Friend: So now that you’re Catholic are there any single Catholic men you can meet?
Me: Yes, they’re called priests.
Friend: hmmm well that’s not going to work.
Me: No, it’s not.

😃
Ba-dum ching!
 
Here’s a conversation with a Baptist friend Saturday. It’s not anti-Catholic, but it’s funny.

Friend: So now that you’re Catholic are there any single Catholic men you can meet?
Me: Yes, they’re called priests.
Friend: hmmm well that’s not going to work.
Me: No, it’s not.

😃
I have an equally light hearted story. I was at work once, speaking to one of my coworkers and I can’t remember what I said, but it brought out the response “does the pope poop in the woods?” I was so bemused and shocked all at the same time, it was written all over my face, so he decided to explain. “You know, something really obvious? Like ‘is the pope Catholic?’ and ‘Does a bear poop in the woods?’”
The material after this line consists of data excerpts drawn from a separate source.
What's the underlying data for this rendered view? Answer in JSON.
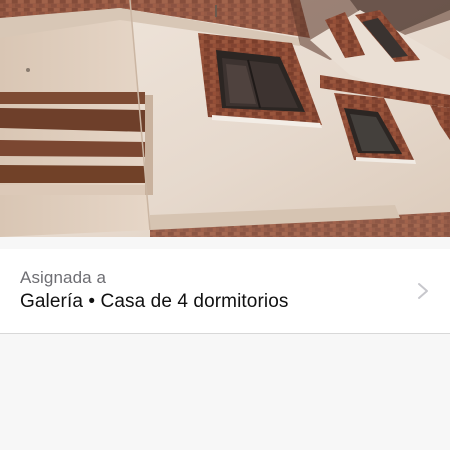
{
  "photo": {
    "icon": "building-facade-photo"
  },
  "assignment": {
    "label": "Asignada a",
    "value": "Galería • Casa de 4 dormitorios",
    "chevron_icon": "chevron-right-icon"
  },
  "colors": {
    "background": "#f7f7f7",
    "row_background": "#ffffff",
    "label_text": "#6e6e73",
    "value_text": "#111111",
    "chevron": "#c7c7cc",
    "wall": "#e7dbcf",
    "brick": "#8a4a33"
  }
}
I responded with "Oh, and bears are Catholic, then? And another coworker, without missing a beat as he was walking by says “Well, bears do eat a lot of fish.”
 
If you want to hear some bizzare notions about Catholicism live for a while in a small town that’s about 75% Mormon.and drive for an hour to Mass as I did. Great folks, pancake breakfast every Saturday in the park . . . but bring your own coffee. After a few months I got the drift that unless I became an LDS I would probably be happier somewhere else.
 
One of my friends was shocked when he found out the Newman Center has Mass on any days other than Sunday.

Another friend (possibly the same, I can’t remember :D) said Catholics weren’t Christian on grounds of us supposedly not reading the Bible.

Also, I just discovered this thread (yes I read it all) and the “I speak Catholic” comment from a while back makes me want to learn Latin/“Catholic”… so I am.